Global wealth fell from $104.7 trillion in 2007, measured in assets under management (AUM), to $92.4 trillion in 2008, a fall of 11.7 percent. It was the first decline since 2001.
The number of millionaire households worldwide fell from 11 million to about 9 million -- a drop of 17.8 percent.
The decline was steepest in North America and Europe, at 22 percent in both regions, although the United States continued to have the most millionaire households -- nearly 4 million.
It declined in all other segments. Among households with more than $5 million in AuM, wealth fell by 21.5 percent.
Singapore had the highest concentration of millionaires, with 8.5 percent of the country's households owning more than $1 million.
The steepest decline was in North America, where wealth plummeted by 21.8 percent last year.
In North America, the share of wealth held in equities fell from 50 percent in 2007 to 38 percent in 2008 - but the region still had the highest proportion of wealth held in equities.

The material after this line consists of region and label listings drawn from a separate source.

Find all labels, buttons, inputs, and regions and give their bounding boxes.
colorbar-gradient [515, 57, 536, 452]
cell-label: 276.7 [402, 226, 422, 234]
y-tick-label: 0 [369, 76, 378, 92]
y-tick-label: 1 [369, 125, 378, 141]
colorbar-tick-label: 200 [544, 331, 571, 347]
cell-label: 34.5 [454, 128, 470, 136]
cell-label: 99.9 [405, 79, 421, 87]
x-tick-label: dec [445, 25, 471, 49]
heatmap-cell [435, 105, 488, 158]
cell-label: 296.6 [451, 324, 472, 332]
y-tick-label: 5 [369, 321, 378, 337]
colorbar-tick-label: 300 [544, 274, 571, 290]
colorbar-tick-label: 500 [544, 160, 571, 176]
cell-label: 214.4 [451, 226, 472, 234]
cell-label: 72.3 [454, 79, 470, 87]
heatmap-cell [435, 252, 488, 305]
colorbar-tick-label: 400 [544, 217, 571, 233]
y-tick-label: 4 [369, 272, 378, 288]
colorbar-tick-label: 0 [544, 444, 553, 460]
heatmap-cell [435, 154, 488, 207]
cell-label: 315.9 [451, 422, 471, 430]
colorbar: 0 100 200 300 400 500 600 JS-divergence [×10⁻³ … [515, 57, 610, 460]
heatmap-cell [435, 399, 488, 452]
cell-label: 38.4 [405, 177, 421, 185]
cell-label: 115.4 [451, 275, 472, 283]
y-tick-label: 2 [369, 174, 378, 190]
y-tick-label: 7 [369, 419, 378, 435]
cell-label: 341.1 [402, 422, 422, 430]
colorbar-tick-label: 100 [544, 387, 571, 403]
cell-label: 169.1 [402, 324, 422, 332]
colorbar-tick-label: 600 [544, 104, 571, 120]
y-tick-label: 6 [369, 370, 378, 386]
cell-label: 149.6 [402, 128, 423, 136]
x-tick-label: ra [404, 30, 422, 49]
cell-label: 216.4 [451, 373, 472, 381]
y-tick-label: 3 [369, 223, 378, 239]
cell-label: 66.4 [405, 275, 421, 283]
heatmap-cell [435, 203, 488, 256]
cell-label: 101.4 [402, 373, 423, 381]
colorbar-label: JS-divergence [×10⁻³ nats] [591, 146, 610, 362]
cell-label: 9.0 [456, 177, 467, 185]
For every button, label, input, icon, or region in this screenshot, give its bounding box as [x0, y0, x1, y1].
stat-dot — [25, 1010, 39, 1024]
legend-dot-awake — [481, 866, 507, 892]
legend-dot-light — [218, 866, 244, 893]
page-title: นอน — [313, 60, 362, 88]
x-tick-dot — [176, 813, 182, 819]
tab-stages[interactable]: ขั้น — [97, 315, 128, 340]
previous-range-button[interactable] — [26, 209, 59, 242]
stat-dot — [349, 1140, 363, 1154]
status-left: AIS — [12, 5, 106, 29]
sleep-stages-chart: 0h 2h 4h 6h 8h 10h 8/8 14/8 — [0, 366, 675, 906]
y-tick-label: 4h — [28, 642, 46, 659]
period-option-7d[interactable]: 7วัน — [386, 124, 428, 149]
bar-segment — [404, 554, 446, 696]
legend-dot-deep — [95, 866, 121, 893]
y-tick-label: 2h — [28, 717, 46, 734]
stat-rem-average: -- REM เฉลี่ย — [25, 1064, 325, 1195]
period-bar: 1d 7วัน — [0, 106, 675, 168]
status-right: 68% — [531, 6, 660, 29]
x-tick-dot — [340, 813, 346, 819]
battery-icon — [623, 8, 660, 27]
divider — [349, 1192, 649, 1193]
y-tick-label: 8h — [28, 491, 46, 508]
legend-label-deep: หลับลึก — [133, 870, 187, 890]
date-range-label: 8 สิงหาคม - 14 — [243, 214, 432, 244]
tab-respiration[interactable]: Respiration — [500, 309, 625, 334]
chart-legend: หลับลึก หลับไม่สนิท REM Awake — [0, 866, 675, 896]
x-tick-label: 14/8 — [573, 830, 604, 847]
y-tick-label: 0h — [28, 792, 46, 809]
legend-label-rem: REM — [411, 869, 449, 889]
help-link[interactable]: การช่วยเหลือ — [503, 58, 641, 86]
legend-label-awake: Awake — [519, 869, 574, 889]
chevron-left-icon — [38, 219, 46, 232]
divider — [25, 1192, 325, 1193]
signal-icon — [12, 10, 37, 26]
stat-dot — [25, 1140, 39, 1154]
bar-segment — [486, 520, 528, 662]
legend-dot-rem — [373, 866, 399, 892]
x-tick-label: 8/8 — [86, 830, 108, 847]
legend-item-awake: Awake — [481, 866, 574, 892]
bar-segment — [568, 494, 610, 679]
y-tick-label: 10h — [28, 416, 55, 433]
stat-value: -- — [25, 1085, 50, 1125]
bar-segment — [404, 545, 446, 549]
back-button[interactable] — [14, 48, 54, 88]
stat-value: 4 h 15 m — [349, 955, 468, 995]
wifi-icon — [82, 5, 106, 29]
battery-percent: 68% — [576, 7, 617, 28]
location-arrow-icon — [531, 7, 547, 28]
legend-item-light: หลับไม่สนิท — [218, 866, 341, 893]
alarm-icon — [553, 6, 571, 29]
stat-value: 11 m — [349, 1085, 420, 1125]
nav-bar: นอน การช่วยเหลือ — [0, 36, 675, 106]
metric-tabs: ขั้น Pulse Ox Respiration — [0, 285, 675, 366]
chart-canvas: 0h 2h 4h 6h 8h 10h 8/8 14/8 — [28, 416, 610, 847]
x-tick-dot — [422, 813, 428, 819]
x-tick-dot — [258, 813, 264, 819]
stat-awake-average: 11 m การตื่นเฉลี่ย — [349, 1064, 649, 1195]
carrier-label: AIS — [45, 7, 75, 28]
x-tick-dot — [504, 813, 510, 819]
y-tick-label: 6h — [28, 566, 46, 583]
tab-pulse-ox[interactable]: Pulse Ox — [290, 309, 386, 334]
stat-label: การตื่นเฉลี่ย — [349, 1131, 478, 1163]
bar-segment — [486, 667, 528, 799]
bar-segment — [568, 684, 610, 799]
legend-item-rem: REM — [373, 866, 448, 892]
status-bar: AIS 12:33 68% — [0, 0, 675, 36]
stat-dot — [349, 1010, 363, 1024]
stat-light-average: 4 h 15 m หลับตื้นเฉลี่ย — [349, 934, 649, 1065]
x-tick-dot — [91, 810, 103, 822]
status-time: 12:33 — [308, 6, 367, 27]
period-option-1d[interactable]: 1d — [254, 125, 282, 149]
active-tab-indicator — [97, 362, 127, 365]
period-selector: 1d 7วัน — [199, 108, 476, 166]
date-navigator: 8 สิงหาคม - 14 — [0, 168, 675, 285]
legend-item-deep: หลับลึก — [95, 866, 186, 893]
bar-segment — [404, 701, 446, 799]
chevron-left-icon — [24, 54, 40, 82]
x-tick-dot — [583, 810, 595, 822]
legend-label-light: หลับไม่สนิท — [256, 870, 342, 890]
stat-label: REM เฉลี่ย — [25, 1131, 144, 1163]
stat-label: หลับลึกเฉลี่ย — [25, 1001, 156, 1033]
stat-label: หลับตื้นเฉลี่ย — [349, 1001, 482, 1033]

Europe had $32.7 trillion in AuM, down 5.8 percent from the previous year, followed by North America, with $29.3 trillion in AuM.
Latin America was the only region where wealth increased - its AuM grew by 3 percent in 2008.
"Wealth will begin a slow recovery in 2010 but may not reach its pre-crisis level until 2013," said Peter Damisch, a BCG partner and a coauthor of the report.
"We expect wealth to grow at an average annual rate of about 4 percent from year-end 2008 through 2013."
Wealth will grow fastest in Asia-Pacific (excluding Japan) at 9.5 percent per year over the same period, he added.
Offshore wealth fell to $6.7 trillion in 2008, down from $7.3 trillion in 2007. Switzerland remained the largest offshore center. It accounted for $1.8 trillion, or 28 percent, of offshore wealth last year.
Increased regulatory scrutiny is changing the landscape of cross-border wealth management, with pressure mounting on offshore centers that have based their edge primarily on tax avoidance.
"Once their tax and legal advantages evaporate, so too will their appeal," Damisch said. "Being inconspicuous is a tenuous value proposition in an era of increasing oversight."
Some non-traditional offshore centers - including several outside Europe - remain poised for growth. Singapore and Hong Kong, in particular, will continue to benefit from their proximity to other Asian countries, where wealth is expected to stage a faster recovery.
"Iconic offshore centers, like Switzerland, will remain competitive, but even the most venerable institutions will need to emphasise their underlying capabilities as international wealth managers," said Damisch.
The wealth management industry has weathered the storm better than most other financial services sectors, but it was hardly unscathed.
Among the 124 institutions in BCG's benchmarking study, the median pretax profit margin fell to 30.0 percent in 2008, down from 36.4 percent in 2007.
Performance was dampened by client behaviour. Stung by losses and scandals, clients shifted their assets to basic, low-margin investments.